POEM STARTER

Loss

Write a poem, in any style, that focuses on the theme of loss.

Angel’s Face

I saw the doc on Tuesday, he asked about my life

He wanted me to tell him if I’d added yet more strife

Cause my life is now pure chaos, so different from before

Back then I’d been the crazy, favorite aunt and nothing more


But the accident necessitated an updated life role

And for me to give up all of my neurotic self-control

I have to be a caretaker, though I’m neither good nor kind

But my once amazing sister now has a child’s mind


One minor accident had some major injuries

A dozen broken bones plus three critical brain bleeds

The doctors said there was no hope, her brain had swelled too much

She’d likely die in days or weeks, we should be prepared as such


But we offered up our prayers, though her chances were still low

But when they told us we should let her go we told them no

The doctors gave us hell for that, they told us we were cruel

Subjecting my poor sister to lifelong ridicule


But we had the deepest faith and clung to dwindling hope

And watched day after day her healing frontal lobe

And then one fateful night, nine full weeks after the crash

Her eyes finally focused, and she said, ‘my name is Ash’

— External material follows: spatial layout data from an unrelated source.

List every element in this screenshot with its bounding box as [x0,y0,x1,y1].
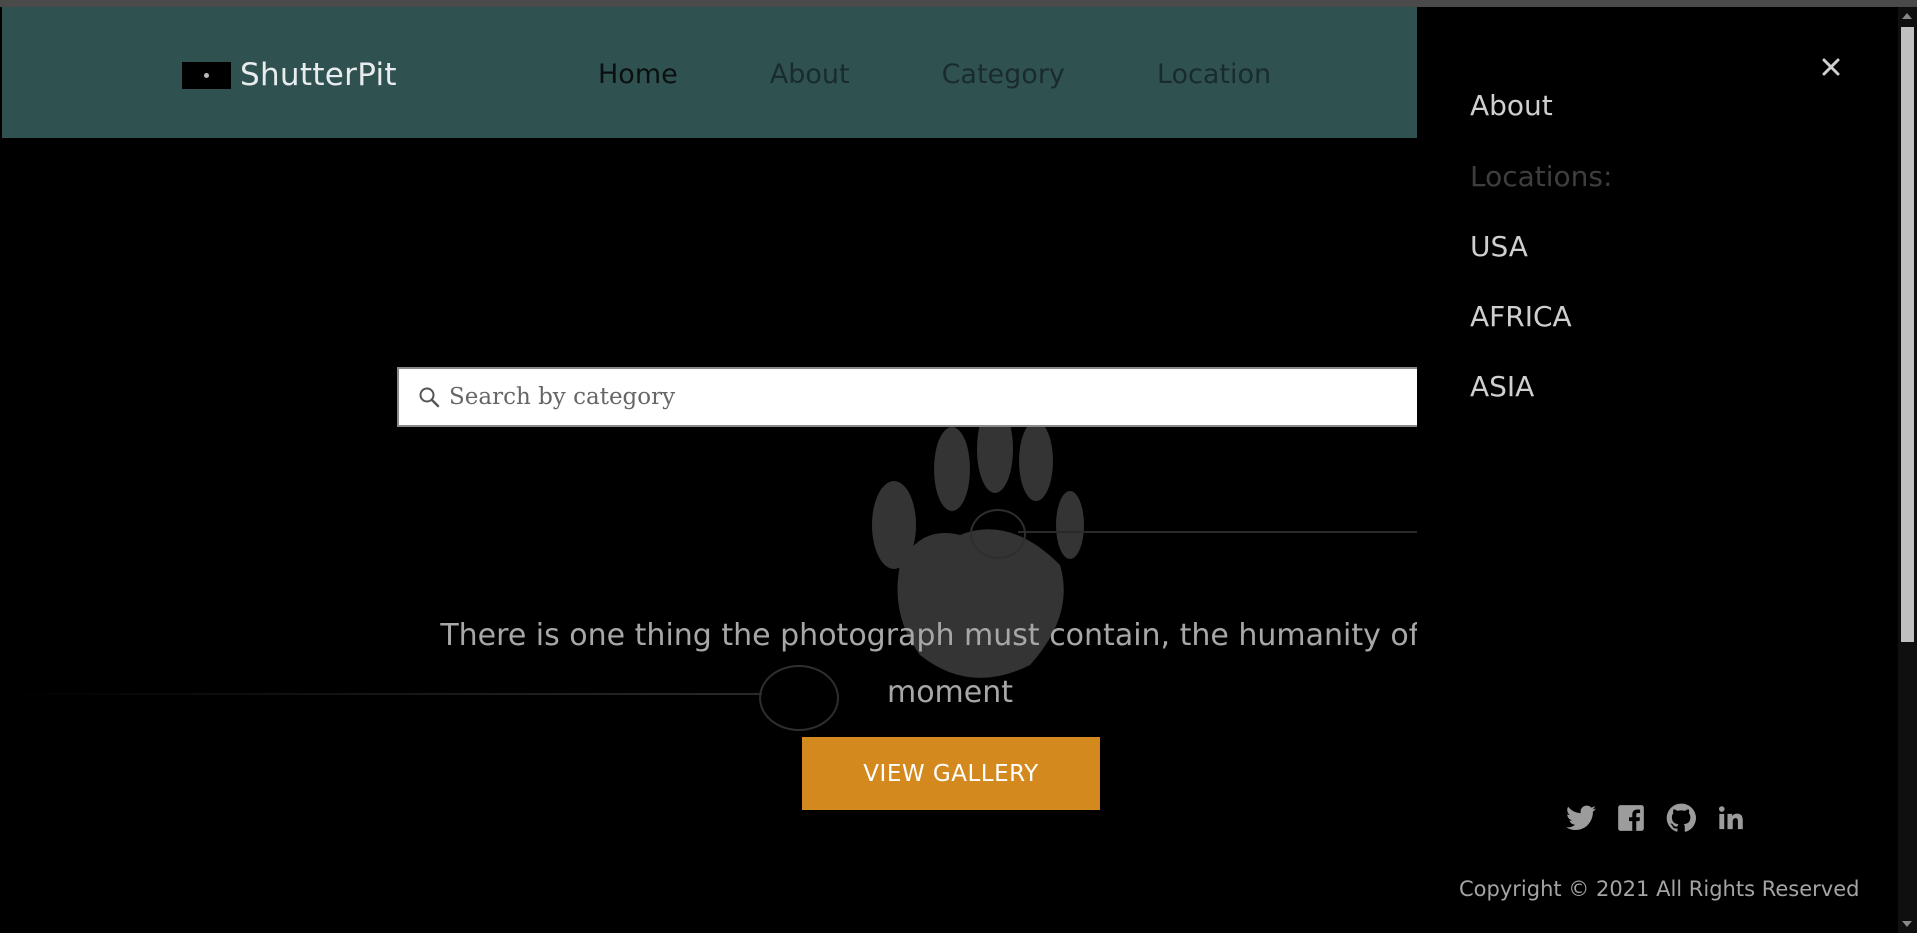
side-drawer: About Locations: USA AFRICA ASIA Copyrig… [1417,7,1898,933]
social-links [1565,802,1747,834]
site-header: ShutterPit Home About Category Location [2,7,1418,138]
nav-location[interactable]: Location [1157,59,1271,90]
nav-category[interactable]: Category [942,59,1065,90]
decorative-line-right [1018,531,1418,533]
drawer-link-africa[interactable]: AFRICA [1470,300,1572,333]
nav-home[interactable]: Home [598,59,678,90]
hero-section [2,138,1418,933]
view-gallery-button[interactable]: VIEW GALLERY [802,737,1100,810]
twitter-icon[interactable] [1565,802,1597,834]
drawer-link-usa[interactable]: USA [1470,230,1528,263]
site-logo[interactable]: ShutterPit [182,57,397,93]
scrollbar-thumb[interactable] [1901,27,1914,642]
drawer-locations-heading: Locations: [1470,160,1613,193]
logo-icon [182,61,231,89]
drawer-link-about[interactable]: About [1470,89,1553,122]
nav-about[interactable]: About [770,59,850,90]
hero-quote-line-2: moment [886,675,1014,710]
close-icon[interactable] [1815,51,1847,83]
scroll-up-arrow-icon[interactable] [1902,13,1912,19]
logo-text: ShutterPit [240,57,397,93]
hero-quote-line-1: There is one thing the photograph must c… [440,618,1460,653]
linkedin-icon[interactable] [1715,802,1747,834]
scroll-down-arrow-icon[interactable] [1902,921,1912,927]
search-input[interactable] [447,383,1351,411]
facebook-icon[interactable] [1615,802,1647,834]
category-search-bar[interactable] [397,367,1419,427]
main-nav: Home About Category Location [598,59,1363,90]
copyright-text: Copyright © 2021 All Rights Reserved [1459,877,1860,901]
page-scrollbar[interactable] [1898,7,1917,933]
search-icon [419,387,440,408]
decorative-ring-top [970,509,1026,559]
drawer-link-asia[interactable]: ASIA [1470,370,1534,403]
browser-top-strip [0,0,1917,7]
github-icon[interactable] [1665,802,1697,834]
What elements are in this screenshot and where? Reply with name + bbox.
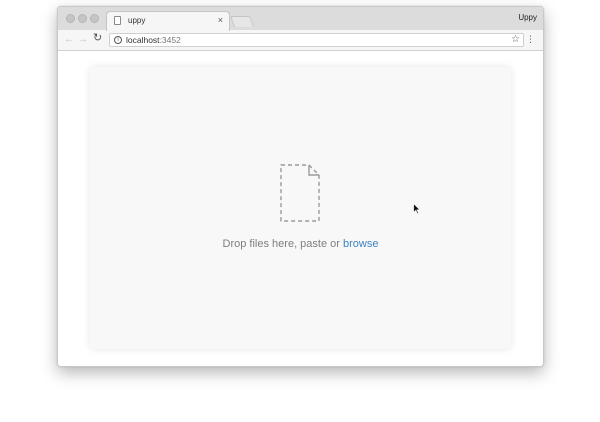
bookmark-star-icon[interactable]: ☆	[511, 34, 520, 46]
browse-link[interactable]: browse	[343, 238, 378, 250]
tab-uppy[interactable]: uppy ×	[106, 11, 230, 31]
drop-text: Drop files here, paste or	[222, 238, 340, 250]
url-host: localhost	[126, 35, 160, 45]
uppy-dashboard-dropzone[interactable]: Drop files here, paste or browse	[90, 67, 511, 349]
maximize-window-button[interactable]	[90, 14, 99, 23]
title-bar: uppy × Uppy	[58, 7, 543, 31]
drop-instructions: Drop files here, paste or browse	[90, 238, 511, 250]
page-icon	[114, 16, 121, 25]
forward-arrow-icon[interactable]: →	[78, 34, 88, 45]
browser-menu-icon[interactable]: ⋮	[526, 34, 535, 44]
mouse-pointer-icon	[413, 203, 421, 215]
minimize-window-button[interactable]	[78, 14, 87, 23]
browser-toolbar: ← → ↻ i localhost:3452 ☆ ⋮	[58, 30, 543, 51]
browser-window: uppy × Uppy ← → ↻ i localhost:3452 ☆ ⋮ D…	[57, 6, 544, 367]
close-tab-icon[interactable]: ×	[218, 15, 223, 25]
profile-label[interactable]: Uppy	[518, 13, 537, 22]
info-icon[interactable]: i	[114, 36, 122, 44]
page-content: Drop files here, paste or browse	[58, 51, 543, 366]
tab-title: uppy	[128, 16, 146, 25]
address-bar[interactable]: i localhost:3452 ☆	[109, 33, 524, 47]
url-port: :3452	[159, 35, 181, 45]
reload-icon[interactable]: ↻	[93, 33, 102, 44]
url-text[interactable]: localhost:3452	[126, 35, 181, 45]
back-arrow-icon[interactable]: ←	[64, 34, 74, 45]
file-icon	[280, 164, 320, 222]
close-window-button[interactable]	[66, 14, 75, 23]
new-tab-button[interactable]	[229, 16, 255, 27]
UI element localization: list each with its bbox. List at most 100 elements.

A miracle to top them all, recovered from brain death

Once on full life support, now breathing her own breath

And yet though she survived, her mind was broken still

She woke up as a child, who’d lost both time and skill


My sister was the best, of the very best of souls

There really aren’t enough good words to offer her extols

So if it had been me, not her, in that damn bed

She’d have given everything to care for me instead


And so I made the right but the most difficult choice

To return to my hometown to care for her and her five boys

Her husband took more work, so we can make ends meet

As we navigate this new sad world of deep despair and grief


But raising now six kids that I definitely didn’t birth

Has somehow destroyed all of my once flourishing self worth

Now everything I do, seems inadequate and rough

I can’t ever shake the feeling that I’ll never be enough


I miss her so much more than I could ever say

My heart aches for her counsel each and every day

But I see her laughter now, her childlike jubilee

And can only be left happy that her mind has been set free


Yet I must keep on going., and I’ll do the best I can

To guide each loving boy to become a valiant man

But I hope there’ll come a day, when I see her Angel’s face

And she’ll look at me and smile, and say I did okay.